Beer at the Soba Shop
Beer at the Soba Shop
by Haruki Murakami
Translated by Christopher Allison
The thing that bothered me the most when I moved from the city
center to the suburbs in the summer of 1981 was that there wasn't
anybody hanging around during the day. The majority of the
population being white-collar, they left early in the morning and
returned in the evening. Since I make it a rule only to work
mornings and nights, I hang out in the neighborhood in the
afternoon. It's the strangest feeling. The neighbors all look at me
suspiciously, so I start to feel like I've actually done something
wrong.
It seems like most of the people in town assume I'm a college
student.When I was out for a walk recently, this old woman called
out to me "Hey, are you looking for a room,"; taxi drivers say
things like "Studying must be really tough, huh?"; and the clerk at
the record-rental place asked me to "Please show your student I.D."
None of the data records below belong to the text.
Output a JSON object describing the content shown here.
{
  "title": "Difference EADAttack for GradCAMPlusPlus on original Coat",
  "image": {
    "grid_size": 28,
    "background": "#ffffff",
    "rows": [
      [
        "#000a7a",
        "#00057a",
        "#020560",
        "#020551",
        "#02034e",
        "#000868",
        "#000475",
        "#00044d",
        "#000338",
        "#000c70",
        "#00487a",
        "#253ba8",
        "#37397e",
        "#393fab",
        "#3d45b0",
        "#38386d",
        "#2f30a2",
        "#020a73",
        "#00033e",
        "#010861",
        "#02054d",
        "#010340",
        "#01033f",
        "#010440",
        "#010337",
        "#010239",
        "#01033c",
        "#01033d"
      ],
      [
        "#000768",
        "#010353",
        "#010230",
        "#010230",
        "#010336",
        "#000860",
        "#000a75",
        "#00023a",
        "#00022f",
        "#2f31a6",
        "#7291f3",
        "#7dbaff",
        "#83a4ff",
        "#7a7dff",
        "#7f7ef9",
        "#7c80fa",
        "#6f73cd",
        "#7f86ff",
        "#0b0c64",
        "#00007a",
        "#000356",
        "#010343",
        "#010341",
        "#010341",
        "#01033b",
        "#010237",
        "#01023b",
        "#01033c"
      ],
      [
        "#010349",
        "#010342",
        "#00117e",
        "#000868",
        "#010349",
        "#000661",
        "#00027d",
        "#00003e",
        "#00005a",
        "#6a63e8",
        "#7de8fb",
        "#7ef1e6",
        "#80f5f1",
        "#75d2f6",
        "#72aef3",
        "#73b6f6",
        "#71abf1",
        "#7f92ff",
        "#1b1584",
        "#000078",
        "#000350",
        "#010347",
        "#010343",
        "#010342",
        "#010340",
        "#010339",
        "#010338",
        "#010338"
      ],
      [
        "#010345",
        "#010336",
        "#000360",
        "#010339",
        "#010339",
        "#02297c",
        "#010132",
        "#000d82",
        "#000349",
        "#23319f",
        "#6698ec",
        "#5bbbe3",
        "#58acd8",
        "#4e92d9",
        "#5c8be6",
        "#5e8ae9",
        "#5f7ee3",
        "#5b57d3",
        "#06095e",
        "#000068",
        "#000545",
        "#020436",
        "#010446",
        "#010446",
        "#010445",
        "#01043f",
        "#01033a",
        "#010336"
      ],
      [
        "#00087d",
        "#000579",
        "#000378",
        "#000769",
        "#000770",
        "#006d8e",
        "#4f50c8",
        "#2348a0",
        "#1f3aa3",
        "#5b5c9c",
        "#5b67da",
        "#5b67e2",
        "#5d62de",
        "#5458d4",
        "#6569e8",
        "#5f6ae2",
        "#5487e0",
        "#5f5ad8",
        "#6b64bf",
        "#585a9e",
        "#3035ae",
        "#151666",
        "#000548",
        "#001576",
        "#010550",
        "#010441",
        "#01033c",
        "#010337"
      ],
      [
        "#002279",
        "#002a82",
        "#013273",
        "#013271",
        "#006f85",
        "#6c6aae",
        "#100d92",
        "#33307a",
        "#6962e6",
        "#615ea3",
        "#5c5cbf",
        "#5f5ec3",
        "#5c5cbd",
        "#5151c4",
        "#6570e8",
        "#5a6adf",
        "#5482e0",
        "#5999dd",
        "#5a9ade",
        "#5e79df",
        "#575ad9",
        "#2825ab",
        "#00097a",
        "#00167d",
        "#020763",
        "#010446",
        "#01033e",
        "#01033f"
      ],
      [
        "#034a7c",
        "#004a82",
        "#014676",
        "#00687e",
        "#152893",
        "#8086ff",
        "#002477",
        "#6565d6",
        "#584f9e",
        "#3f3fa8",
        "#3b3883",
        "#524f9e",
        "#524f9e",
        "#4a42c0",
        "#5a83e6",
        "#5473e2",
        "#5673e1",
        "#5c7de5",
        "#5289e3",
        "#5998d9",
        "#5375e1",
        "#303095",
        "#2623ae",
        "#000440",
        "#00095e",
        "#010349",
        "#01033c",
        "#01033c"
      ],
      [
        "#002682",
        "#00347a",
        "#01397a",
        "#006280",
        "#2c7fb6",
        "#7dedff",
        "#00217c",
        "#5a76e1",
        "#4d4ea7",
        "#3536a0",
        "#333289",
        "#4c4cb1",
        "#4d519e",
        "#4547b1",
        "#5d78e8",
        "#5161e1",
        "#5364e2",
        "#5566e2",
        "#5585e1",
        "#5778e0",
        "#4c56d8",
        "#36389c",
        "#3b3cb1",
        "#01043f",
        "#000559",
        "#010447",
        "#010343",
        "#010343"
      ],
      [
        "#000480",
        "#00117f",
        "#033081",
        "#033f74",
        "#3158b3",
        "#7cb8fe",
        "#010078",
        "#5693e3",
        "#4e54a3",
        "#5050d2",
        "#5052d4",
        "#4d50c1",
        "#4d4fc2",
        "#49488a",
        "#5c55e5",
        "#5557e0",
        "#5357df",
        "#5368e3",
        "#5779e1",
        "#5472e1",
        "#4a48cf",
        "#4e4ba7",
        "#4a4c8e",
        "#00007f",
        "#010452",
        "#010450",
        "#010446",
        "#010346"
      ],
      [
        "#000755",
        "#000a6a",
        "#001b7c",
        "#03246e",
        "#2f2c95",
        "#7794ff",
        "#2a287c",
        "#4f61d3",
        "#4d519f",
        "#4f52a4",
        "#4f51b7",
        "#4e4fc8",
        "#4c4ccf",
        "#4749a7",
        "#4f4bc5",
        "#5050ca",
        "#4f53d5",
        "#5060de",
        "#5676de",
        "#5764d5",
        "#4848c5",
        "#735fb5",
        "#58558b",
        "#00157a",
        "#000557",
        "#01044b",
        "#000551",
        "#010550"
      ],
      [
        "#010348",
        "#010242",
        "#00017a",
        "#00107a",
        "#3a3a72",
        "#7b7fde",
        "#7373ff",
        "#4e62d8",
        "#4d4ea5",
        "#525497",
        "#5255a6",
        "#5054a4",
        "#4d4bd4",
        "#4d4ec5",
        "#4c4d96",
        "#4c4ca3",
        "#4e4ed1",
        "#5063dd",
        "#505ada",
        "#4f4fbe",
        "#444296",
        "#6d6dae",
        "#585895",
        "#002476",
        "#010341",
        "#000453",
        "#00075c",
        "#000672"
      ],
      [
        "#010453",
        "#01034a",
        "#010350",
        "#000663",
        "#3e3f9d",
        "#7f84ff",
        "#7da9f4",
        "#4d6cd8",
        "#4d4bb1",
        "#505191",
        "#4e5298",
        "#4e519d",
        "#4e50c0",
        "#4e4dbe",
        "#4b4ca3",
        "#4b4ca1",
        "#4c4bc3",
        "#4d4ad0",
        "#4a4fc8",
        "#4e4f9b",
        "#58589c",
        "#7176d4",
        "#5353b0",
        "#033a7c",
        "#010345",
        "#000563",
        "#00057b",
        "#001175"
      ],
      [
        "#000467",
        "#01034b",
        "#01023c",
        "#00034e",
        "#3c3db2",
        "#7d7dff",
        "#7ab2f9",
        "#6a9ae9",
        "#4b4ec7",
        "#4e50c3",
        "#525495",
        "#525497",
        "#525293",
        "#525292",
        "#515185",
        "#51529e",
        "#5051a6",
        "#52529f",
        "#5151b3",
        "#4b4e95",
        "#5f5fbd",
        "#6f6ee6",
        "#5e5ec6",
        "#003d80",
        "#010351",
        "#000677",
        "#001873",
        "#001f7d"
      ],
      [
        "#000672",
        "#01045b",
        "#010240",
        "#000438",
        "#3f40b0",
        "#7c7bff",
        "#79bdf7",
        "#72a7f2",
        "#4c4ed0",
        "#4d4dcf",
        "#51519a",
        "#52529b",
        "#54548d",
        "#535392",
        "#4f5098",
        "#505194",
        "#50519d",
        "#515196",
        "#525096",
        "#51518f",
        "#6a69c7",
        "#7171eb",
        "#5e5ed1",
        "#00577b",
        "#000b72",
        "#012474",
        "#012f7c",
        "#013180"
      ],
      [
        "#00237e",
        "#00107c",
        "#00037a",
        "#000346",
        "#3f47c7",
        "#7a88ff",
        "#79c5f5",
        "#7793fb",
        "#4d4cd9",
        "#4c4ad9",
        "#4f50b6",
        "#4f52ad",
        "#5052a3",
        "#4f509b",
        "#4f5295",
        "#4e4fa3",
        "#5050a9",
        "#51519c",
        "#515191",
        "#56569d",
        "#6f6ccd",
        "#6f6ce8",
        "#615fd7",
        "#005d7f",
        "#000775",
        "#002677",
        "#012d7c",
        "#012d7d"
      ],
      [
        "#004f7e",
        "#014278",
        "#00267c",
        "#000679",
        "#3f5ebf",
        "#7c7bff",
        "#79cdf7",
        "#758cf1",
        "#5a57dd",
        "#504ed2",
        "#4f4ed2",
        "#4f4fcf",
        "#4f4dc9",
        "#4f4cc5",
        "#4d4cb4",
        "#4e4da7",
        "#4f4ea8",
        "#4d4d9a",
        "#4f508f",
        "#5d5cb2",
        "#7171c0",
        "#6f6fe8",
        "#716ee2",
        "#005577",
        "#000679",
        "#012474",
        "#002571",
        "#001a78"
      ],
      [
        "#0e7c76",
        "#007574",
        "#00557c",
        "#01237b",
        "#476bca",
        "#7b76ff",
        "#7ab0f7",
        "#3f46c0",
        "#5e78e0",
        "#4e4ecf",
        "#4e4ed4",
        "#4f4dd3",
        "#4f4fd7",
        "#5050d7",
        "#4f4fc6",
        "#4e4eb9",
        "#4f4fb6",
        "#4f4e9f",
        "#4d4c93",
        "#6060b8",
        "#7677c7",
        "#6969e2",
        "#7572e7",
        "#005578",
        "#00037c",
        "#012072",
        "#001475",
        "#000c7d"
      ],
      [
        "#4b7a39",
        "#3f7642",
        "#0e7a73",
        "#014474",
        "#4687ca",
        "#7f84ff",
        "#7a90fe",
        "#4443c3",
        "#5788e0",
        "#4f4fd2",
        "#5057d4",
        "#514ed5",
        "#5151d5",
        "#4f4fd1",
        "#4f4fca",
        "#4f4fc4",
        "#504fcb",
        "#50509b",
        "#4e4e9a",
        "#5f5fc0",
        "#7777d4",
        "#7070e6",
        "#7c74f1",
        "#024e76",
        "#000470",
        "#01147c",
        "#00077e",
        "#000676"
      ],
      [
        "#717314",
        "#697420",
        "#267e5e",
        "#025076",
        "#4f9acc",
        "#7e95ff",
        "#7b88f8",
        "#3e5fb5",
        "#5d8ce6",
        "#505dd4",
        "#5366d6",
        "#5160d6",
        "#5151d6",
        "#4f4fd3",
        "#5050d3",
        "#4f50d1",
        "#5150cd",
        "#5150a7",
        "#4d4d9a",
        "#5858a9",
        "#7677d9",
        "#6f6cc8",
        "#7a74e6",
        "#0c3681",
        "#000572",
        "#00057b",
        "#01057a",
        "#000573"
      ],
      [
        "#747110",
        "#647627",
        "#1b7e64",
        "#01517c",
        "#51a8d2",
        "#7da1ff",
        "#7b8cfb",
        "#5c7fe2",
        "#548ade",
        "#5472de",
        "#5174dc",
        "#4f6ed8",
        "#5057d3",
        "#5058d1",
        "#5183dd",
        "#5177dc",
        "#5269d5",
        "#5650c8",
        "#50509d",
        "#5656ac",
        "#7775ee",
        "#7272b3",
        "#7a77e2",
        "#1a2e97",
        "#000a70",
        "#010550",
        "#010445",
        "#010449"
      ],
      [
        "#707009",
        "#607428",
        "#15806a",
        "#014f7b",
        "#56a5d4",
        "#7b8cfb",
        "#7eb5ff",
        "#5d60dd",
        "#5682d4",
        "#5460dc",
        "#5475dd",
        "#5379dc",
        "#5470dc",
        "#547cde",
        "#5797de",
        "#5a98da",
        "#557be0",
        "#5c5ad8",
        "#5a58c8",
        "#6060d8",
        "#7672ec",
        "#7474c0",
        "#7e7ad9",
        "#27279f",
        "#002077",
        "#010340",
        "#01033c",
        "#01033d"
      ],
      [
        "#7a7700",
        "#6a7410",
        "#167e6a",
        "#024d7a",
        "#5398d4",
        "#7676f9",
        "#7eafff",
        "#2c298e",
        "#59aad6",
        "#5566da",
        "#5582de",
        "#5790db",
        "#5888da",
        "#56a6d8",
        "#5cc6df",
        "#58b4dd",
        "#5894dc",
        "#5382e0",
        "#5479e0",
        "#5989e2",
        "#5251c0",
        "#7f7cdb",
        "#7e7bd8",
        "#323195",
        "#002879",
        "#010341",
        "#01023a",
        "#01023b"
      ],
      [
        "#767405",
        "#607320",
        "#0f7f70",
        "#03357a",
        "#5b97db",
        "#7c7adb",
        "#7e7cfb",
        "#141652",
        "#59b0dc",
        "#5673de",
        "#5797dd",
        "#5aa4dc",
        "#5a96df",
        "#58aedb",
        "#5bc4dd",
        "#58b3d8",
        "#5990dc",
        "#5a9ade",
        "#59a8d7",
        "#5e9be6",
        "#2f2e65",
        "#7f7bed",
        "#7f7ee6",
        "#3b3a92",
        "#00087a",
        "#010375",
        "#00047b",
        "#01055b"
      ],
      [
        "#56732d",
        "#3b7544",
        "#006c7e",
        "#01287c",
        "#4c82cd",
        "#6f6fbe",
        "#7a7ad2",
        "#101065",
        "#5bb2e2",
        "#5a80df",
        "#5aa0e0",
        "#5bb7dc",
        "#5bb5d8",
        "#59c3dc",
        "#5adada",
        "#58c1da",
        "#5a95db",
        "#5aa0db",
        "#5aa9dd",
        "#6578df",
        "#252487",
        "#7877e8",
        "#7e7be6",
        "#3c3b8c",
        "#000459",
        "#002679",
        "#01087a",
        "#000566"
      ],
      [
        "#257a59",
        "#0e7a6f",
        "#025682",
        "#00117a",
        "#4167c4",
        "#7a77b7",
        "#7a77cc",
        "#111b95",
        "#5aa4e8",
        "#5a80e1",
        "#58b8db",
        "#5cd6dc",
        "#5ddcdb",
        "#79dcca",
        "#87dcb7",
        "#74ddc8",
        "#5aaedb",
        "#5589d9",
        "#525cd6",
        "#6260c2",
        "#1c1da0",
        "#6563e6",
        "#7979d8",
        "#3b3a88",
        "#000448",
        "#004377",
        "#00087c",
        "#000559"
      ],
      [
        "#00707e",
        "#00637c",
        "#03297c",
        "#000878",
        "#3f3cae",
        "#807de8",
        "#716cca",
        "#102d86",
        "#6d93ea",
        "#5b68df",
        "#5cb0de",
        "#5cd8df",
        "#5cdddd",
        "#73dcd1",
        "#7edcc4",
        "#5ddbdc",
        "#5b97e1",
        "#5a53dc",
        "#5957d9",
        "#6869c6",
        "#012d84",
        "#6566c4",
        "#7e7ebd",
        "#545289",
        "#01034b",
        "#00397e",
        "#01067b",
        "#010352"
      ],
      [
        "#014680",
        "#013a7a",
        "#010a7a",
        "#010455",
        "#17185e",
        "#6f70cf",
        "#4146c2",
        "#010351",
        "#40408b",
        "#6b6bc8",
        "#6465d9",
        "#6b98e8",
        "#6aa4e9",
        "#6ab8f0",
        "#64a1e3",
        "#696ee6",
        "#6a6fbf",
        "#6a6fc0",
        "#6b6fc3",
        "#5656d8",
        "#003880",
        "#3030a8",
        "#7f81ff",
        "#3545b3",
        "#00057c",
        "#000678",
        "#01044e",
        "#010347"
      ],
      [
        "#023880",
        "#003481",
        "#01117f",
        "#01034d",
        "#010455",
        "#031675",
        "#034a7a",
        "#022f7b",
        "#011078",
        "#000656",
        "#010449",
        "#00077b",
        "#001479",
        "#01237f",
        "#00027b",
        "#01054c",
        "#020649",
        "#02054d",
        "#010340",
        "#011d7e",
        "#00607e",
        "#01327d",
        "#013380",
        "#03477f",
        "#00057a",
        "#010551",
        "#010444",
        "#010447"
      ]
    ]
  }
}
Granted, I live in jeans and tennis shoes all year round, but I'm 33
years old, and I don't think I look like a college student. But I
suppose, to the people in town, anyone wandering around in the
daytime looks like a college student.
I didn't have this problem at all when I lived in the city. I was
always meeting people out for walks in the afternoon on Aoyamy-dori,
just like me. In particular, I often ran into the illustrator
Mizumaru Anzai (whose
work accompanies all of the essays in this book--Chris.)
"Anzai-san. What's up?"
"Um, errr, I mean, you know, kinda..."
And there were other similar instances. People in the area could
never tell whether Anzai was really totally unoccupied, or whether
he was actually very busy but didn't show it.
Anyway, for whatever unknown reasons, there are plenty of people
wandering around in the daytime downtown. I don't know whether this
is a good thing or a bad thing, but fun is fun. When it got to be
lunch time and I went into a soba shop and ordered a beer, they
didn't make a strange face, and were always obliging. Beer drunk at
a soba shop is always really delicious, after all.